Apesar disso, nos seus tempos de maior glória (que ao contrário do habitual nestas nossas paragens lusitanas, aconteceu em vida dos artistas), os filmes de Bud Abbott e Lou Costello foram uma presença regular nos cinemas portugueses durante anos. Os “grandes” do cinema americano contemporâneo são fãs (Tarantino até coloca um dos clássicos da dupla entre as suas primeiras influências). Abbott & Costello são outro exemplo da eficácia das duplas em comédia, já que representam os tais opostos, numa variação de Bucha & Estica como se tivessem trocado de papéis, e juntado a eles uma porção de piadas ditas a um ritmo alucinante: Bud é o tipo alto, aparentemente sério mas completamente chico-esperto e mauzinho para o seu amigo, sempre disposto a colocá-lo em maus lençóis para seu proveito, enquanto Lou é o baixinho gorducho com uma voz engraçada, facilmente reconhecível por ser medroso, inconveniente e algo descarado.

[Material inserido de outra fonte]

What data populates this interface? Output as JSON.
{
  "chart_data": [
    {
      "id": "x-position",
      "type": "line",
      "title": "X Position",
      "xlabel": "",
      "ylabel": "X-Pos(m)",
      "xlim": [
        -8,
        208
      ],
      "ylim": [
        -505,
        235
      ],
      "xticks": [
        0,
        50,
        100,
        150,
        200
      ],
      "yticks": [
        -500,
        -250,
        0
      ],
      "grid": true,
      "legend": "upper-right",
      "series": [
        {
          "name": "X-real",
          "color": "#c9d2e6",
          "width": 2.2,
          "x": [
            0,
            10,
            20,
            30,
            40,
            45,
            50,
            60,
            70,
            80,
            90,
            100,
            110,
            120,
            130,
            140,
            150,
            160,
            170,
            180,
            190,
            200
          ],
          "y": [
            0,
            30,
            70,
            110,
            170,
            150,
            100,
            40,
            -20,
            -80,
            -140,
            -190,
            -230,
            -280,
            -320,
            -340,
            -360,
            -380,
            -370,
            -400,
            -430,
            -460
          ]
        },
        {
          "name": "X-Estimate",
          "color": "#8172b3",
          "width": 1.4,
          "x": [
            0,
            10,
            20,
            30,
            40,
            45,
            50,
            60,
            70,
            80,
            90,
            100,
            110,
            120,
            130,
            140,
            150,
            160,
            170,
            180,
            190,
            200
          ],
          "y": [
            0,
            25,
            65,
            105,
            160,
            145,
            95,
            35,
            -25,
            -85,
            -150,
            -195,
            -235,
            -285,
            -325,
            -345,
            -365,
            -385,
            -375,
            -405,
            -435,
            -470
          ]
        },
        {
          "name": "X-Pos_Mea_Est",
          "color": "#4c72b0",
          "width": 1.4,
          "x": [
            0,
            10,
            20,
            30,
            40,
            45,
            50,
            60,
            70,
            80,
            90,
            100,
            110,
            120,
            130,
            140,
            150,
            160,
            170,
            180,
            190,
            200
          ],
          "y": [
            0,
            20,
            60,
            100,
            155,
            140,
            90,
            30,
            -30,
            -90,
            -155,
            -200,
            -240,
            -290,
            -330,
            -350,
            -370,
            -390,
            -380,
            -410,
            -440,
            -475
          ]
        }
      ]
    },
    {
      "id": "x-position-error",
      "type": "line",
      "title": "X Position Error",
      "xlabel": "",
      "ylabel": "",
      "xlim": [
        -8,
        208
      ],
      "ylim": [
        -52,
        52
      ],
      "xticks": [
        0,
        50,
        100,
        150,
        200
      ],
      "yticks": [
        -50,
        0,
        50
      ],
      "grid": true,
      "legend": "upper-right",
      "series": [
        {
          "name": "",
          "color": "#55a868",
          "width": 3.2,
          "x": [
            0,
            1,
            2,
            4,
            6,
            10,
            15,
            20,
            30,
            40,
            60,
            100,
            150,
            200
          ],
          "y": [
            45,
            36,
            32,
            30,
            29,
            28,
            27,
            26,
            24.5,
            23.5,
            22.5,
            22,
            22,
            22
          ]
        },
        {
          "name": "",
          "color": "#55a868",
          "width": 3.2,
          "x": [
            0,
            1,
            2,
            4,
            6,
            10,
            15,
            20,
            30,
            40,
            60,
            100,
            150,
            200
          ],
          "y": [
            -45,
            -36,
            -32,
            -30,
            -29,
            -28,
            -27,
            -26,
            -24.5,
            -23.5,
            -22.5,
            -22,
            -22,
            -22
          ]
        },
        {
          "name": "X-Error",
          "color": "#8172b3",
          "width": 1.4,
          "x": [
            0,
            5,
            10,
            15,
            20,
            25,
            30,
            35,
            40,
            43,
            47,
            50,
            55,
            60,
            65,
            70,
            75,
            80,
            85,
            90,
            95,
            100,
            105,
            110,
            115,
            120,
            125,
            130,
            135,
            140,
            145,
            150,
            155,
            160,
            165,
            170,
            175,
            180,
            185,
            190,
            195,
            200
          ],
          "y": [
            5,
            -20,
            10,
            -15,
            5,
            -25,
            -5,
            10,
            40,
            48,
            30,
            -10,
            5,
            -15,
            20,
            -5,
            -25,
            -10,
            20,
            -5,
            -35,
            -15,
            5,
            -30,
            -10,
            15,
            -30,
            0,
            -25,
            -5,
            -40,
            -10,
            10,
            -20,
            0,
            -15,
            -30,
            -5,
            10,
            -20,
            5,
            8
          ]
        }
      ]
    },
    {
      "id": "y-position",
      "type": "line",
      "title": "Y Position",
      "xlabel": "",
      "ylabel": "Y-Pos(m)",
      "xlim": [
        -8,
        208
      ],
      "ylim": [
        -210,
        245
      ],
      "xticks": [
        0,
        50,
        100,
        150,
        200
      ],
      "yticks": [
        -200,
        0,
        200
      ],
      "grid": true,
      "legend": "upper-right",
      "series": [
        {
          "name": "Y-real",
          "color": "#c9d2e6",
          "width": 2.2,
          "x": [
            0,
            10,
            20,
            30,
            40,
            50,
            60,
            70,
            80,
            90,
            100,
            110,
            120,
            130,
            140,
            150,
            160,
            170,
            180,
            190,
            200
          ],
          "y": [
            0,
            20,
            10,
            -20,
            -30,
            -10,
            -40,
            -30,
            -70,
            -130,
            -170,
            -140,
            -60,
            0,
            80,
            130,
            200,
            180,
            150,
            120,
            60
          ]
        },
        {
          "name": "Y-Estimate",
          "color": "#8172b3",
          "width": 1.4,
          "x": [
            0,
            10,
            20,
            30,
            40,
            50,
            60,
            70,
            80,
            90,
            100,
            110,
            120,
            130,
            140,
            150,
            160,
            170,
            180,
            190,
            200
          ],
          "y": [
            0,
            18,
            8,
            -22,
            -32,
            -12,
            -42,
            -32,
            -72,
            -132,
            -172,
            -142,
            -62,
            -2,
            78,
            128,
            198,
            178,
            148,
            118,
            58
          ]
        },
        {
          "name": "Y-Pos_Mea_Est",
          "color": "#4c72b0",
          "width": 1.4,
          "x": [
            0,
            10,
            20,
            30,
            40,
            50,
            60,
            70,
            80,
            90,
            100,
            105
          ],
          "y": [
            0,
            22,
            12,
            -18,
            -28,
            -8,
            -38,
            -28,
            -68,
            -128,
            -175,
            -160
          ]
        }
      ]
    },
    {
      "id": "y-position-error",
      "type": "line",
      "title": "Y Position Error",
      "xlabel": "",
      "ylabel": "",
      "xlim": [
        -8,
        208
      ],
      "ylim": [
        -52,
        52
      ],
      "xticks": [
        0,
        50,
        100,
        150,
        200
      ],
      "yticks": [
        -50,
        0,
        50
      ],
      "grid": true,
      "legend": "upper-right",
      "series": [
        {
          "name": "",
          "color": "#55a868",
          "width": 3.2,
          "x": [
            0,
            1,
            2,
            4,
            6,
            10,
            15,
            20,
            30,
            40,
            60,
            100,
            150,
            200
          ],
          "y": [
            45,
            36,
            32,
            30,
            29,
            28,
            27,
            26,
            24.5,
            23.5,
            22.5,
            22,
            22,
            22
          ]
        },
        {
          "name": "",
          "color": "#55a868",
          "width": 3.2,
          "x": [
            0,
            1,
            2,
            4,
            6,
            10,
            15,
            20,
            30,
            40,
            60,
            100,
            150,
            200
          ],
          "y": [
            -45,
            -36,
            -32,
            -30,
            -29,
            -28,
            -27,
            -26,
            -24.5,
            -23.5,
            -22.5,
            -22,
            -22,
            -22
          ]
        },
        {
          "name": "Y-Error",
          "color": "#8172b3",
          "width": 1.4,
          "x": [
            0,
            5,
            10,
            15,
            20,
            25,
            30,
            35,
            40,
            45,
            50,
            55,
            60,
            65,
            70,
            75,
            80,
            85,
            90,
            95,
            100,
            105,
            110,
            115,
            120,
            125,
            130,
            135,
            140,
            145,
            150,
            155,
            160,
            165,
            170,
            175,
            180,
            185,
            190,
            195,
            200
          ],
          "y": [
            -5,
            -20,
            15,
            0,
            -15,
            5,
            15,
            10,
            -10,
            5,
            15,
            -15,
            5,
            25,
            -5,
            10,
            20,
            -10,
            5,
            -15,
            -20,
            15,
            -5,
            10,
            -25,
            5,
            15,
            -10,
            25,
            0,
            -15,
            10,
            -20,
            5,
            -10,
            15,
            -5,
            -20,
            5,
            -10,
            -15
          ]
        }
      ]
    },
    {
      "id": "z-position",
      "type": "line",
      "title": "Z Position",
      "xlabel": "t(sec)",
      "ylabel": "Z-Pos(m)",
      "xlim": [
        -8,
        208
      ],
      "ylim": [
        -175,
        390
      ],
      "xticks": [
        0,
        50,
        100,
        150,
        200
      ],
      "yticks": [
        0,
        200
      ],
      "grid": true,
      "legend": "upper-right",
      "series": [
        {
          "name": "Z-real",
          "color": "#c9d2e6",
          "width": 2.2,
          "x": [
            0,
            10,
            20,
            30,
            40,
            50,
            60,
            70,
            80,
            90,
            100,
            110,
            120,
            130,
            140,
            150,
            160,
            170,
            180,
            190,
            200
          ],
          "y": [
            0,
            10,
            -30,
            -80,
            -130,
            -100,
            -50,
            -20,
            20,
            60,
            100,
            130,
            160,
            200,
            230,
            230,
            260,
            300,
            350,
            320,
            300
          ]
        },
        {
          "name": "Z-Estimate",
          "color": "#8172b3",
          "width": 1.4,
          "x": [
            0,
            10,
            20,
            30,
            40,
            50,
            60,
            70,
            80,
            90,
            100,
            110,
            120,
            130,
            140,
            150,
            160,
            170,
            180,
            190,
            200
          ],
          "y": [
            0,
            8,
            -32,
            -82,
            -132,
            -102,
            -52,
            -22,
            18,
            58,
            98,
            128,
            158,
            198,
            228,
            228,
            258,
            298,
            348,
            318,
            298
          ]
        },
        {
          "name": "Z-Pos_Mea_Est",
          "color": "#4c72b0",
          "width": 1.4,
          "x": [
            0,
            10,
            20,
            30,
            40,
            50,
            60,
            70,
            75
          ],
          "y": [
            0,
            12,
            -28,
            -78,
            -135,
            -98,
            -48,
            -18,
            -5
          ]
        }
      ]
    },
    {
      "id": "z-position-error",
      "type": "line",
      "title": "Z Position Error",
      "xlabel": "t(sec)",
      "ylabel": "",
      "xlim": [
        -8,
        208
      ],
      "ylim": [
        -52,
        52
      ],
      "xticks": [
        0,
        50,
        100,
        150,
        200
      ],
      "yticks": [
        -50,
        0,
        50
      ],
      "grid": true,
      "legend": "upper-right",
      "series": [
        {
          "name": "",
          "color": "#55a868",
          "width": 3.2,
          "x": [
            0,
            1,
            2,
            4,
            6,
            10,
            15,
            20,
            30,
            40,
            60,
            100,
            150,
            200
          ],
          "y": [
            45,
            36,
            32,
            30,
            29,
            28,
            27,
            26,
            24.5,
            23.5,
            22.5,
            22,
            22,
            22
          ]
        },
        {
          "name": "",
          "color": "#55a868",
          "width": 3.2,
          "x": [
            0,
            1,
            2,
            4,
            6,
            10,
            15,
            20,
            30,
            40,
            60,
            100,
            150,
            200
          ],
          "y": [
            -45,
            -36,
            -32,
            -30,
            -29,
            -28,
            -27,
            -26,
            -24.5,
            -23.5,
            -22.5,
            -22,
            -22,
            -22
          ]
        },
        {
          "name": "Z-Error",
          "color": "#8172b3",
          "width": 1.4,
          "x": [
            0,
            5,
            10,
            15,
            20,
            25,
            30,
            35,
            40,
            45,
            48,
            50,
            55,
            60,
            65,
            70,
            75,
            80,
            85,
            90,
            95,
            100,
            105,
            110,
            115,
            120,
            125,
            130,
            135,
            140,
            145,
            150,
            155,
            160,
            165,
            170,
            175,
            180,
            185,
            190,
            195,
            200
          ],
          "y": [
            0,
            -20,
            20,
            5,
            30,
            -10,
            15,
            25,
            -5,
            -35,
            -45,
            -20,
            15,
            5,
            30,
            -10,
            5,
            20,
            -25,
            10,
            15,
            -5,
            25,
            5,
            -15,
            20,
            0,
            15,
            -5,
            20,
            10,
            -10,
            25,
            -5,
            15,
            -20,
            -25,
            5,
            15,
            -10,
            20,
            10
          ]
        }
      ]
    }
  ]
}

Tem sido uma descoberta interessante. Pouco ou nada sabia sobre eles antes de ter adquirido uma caixa com 24 das suas aventuras de celulóide (é uma dose excessiva para um leigo na matéria, mas foi uma pechincha!). Vira algumas das suas rábulas mais conhecidas, como “Who’s On First?”, que eles reinterpretaram no teatro e nos dois ecrãs – o grande e o pequeno – ao longo dos anos. Se nunca espreitaram, aconselho que o façam, assim como a sequela com Jimmy Fallon, Billy Crystal e Jerry Seinfeld. Vi-a em variadíssimas versões (uma delas num dos filmes) e em variações à volta do mesmo tipo de comédia de enganos, e em todas funciona de forma impecável. A premissa é simples: imaginem que os jogadores de uma equipa de basebol se chamam “Quem”, “O Quê” e “Eu Não Sei”. É um clássico absoluto da comédia, um sketch de pendor absurdo que funciona pela mais parva simplicidade.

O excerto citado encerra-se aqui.